De belangrijkste uitkomstmaat om het resultaat te meten was: de verandering in de dagboekscores (DRSP) waarmee het verloop van premenstruele symptomen werd gemeten, na 4 maanden.


Resultaten

De voortgang van het onderzoek verschilde per land. In Duitsland kon de studie geen doorgang vinden door onoverkomelijke, wettelijke obstakels. In Zweden was er bij de start van de studie forse tegenwerking op de universiteit waar het onderzoek werd gehouden. Tevens bleek het niet mogelijk om voldoende vrouwen te werven voor het onderzoek, het werden er 22. In Nederland kon de pilot study goed worden uitgevoerd met het 38 deelnemende vrouwen, volgens planning.
In totaal startten in Nederland en Zweden 60 vrouwen met de behandelfase in het onderzoek (32 GZ, 28 HB). In een vroeg stadium van de behandeling viel er nog een aantal af. Van de 47 overgebleven vrouwen konden gegevens worden geanalyseerd.
De verbetering van premenstruele symptomen na 4 maanden was in de groep met aanvullende homeopathie significant groter dan in de groep met alleen gebruikelijke behandeling.

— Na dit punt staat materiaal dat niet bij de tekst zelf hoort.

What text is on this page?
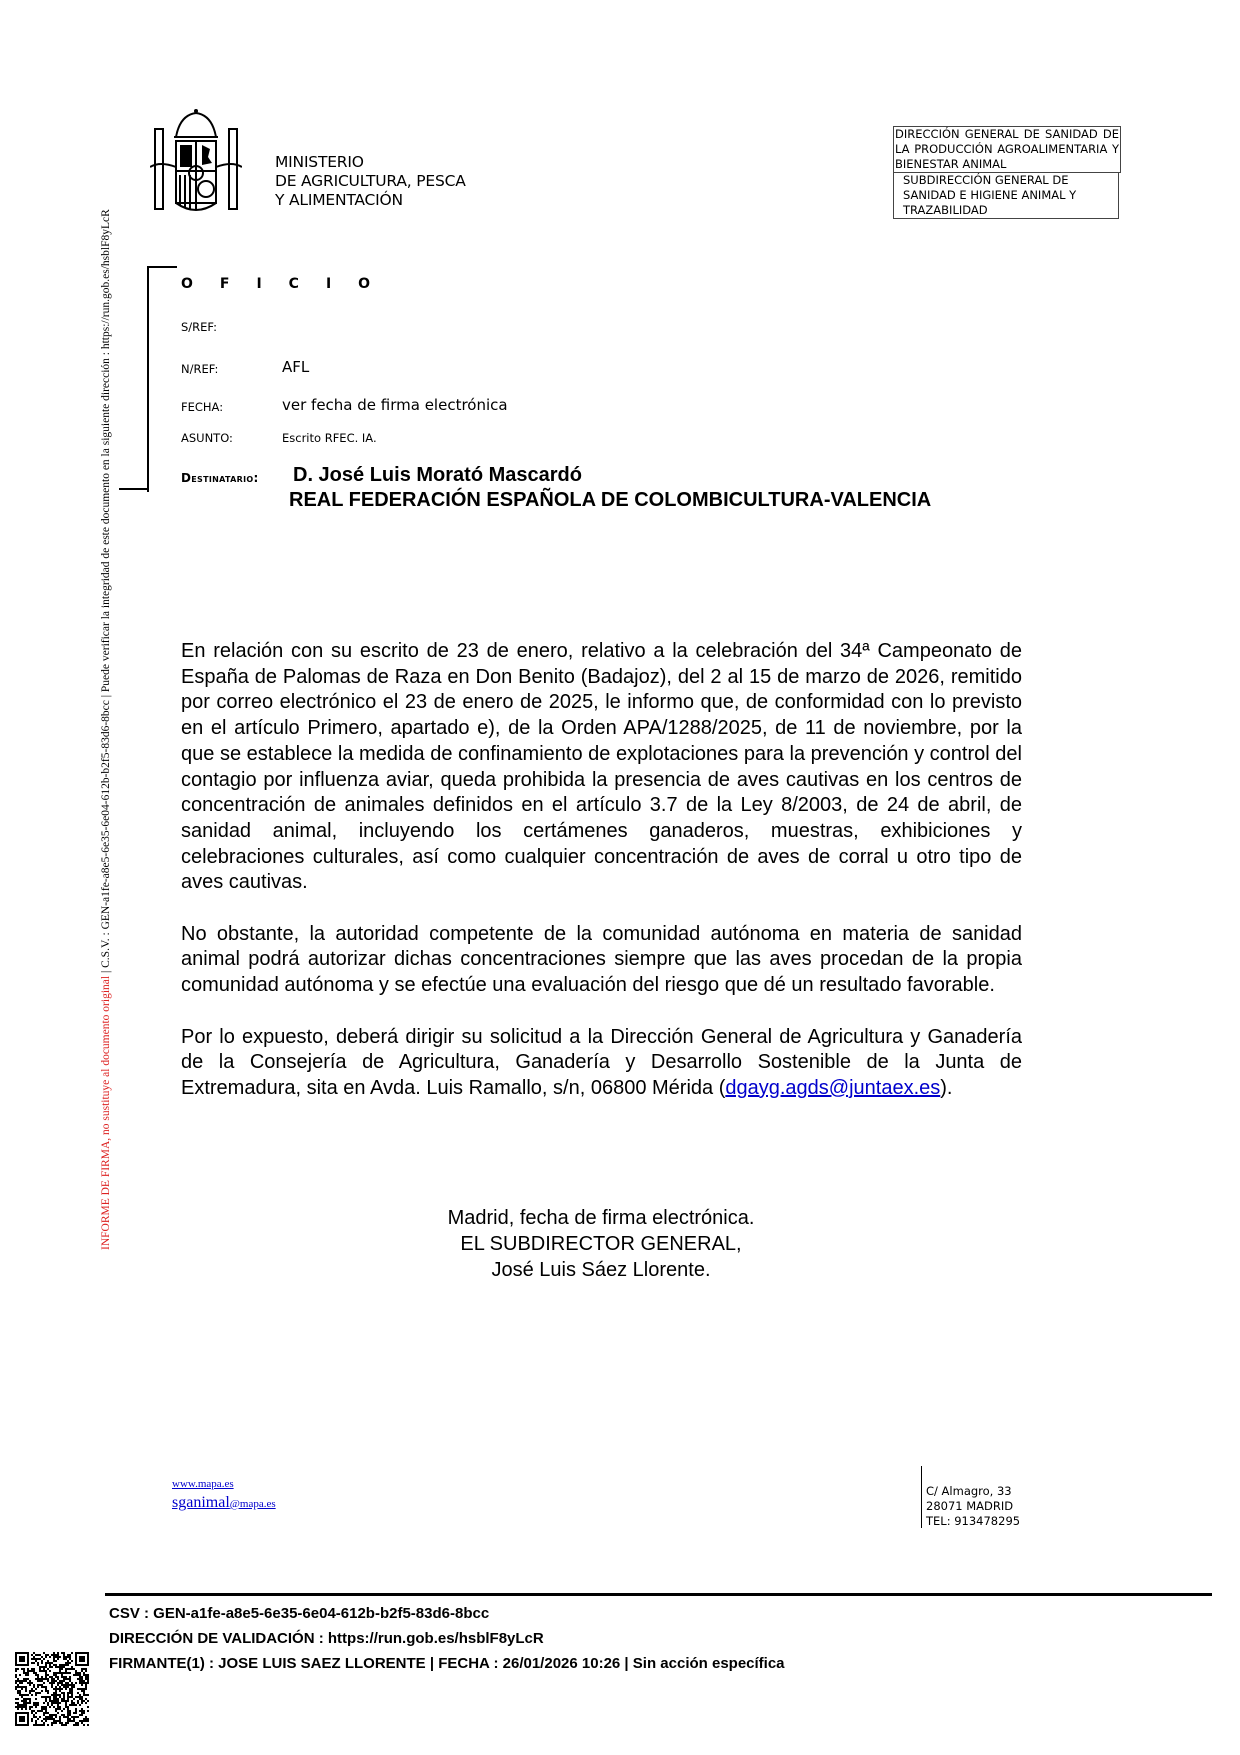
INFORME DE FIRMA, no sustituye al documento original | C.S.V. : GEN-a1fe-a8e5-6e35-6e04-612b-b2f5-83d6-8bcc | Puede verificar la integridad de este documento en la siguiente dirección : https://run.gob.es/hsblF8yLcR
MINISTERIO
DE AGRICULTURA, PESCA
Y ALIMENTACIÓN
DIRECCIÓN GENERAL DE SANIDAD DE LA PRODUCCIÓN AGROALIMENTARIA Y BIENESTAR ANIMAL
SUBDIRECCIÓN GENERAL DE SANIDAD E HIGIENE ANIMAL Y TRAZABILIDAD
OFICIO
S/REF:
N/REF:	AFL
FECHA:	ver fecha de firma electrónica
ASUNTO:	Escrito RFEC. IA.
Destinatario: D. José Luis Morató Mascardó
REAL FEDERACIÓN ESPAÑOLA DE COLOMBICULTURA-VALENCIA

En relación con su escrito de 23 de enero, relativo a la celebración del 34ª Campeonato de España de Palomas de Raza en Don Benito (Badajoz), del 2 al 15 de marzo de 2026, remitido por correo electrónico el 23 de enero de 2025, le informo que, de conformidad con lo previsto en el artículo Primero, apartado e), de la Orden APA/1288/2025, de 11 de noviembre, por la que se establece la medida de confinamiento de explotaciones para la prevención y control del contagio por influenza aviar, queda prohibida la presencia de aves cautivas en los centros de concentración de animales definidos en el artículo 3.7 de la Ley 8/2003, de 24 de abril, de sanidad animal, incluyendo los certámenes ganaderos, muestras, exhibiciones y celebraciones culturales, así como cualquier concentración de aves de corral u otro tipo de aves cautivas.

No obstante, la autoridad competente de la comunidad autónoma en materia de sanidad animal podrá autorizar dichas concentraciones siempre que las aves procedan de la propia comunidad autónoma y se efectúe una evaluación del riesgo que dé un resultado favorable.

Por lo expuesto, deberá dirigir su solicitud a la Dirección General de Agricultura y Ganadería de la Consejería de Agricultura, Ganadería y Desarrollo Sostenible de la Junta de Extremadura, sita en Avda. Luis Ramallo, s/n, 06800 Mérida (dgayg.agds@juntaex.es).

Madrid, fecha de firma electrónica.
EL SUBDIRECTOR GENERAL,
José Luis Sáez Llorente.
www.mapa.es
sganimal@mapa.es
C/ Almagro, 33
28071 MADRID
TEL: 913478295
CSV : GEN-a1fe-a8e5-6e35-6e04-612b-b2f5-83d6-8bcc
DIRECCIÓN DE VALIDACIÓN : https://run.gob.es/hsblF8yLcR
FIRMANTE(1) : JOSE LUIS SAEZ LLORENTE | FECHA : 26/01/2026 10:26 | Sin acción específica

Ook waren in de homeopathie-groep de veranderingen in ervaren zwaarte van ‘eigen problemen’ en de scores voor ‘welbevinden’ significant beter.


Conclusies

Het lijkt niet haalbaar om een groot, internationaal onderzoek op te zetten waarin de aanvullende waarde van deze (semi-) individuele homeopathische behandeling wordt vergeleken met uitsluitend gebruikelijke zorg, bij vrouwen met PMS/PMDD. Dat heeft onder meer te maken met wettelijke verschillen tussen Duitsland en de andere deelnemende landen.
In deze pilot study werd echter wel de aanvullende waarde van deze homeopathische behandeling aangetoond, als optie voor vrouwen met PMS/PMDD die een aanvulling zoeken op de ‘gebruikelijke’ zorg. Er werden statistisch significante verschillen gevonden tussen de behandelgroepen in veranderingen van premenstruele symptoomscores na 4 maanden. Meer onderzoek is aangewezen, om nog beter de waarde en effectiviteit van deze homeopathische behandeling te bepalen voor vrouwen met PMS of PMDD.

 

Sponsoren

Het onderzoek werd financieel ondersteund door het International Scientific Committee for Homeopathic Investigations (ISCHI), de Swedish Scientific Homeopathic Association, de Koninklijke Vereniging Homeopathie Nederland (KVHN) en het Hilly de Roever-Bonnet Fonds.



[1] In een pragmatisch onderzoek wordt behandeling geëvalueerd in de dagelijkse praktijk, in omstandigheden die zo veel mogelijk aansluiten bij het dagelijks leven.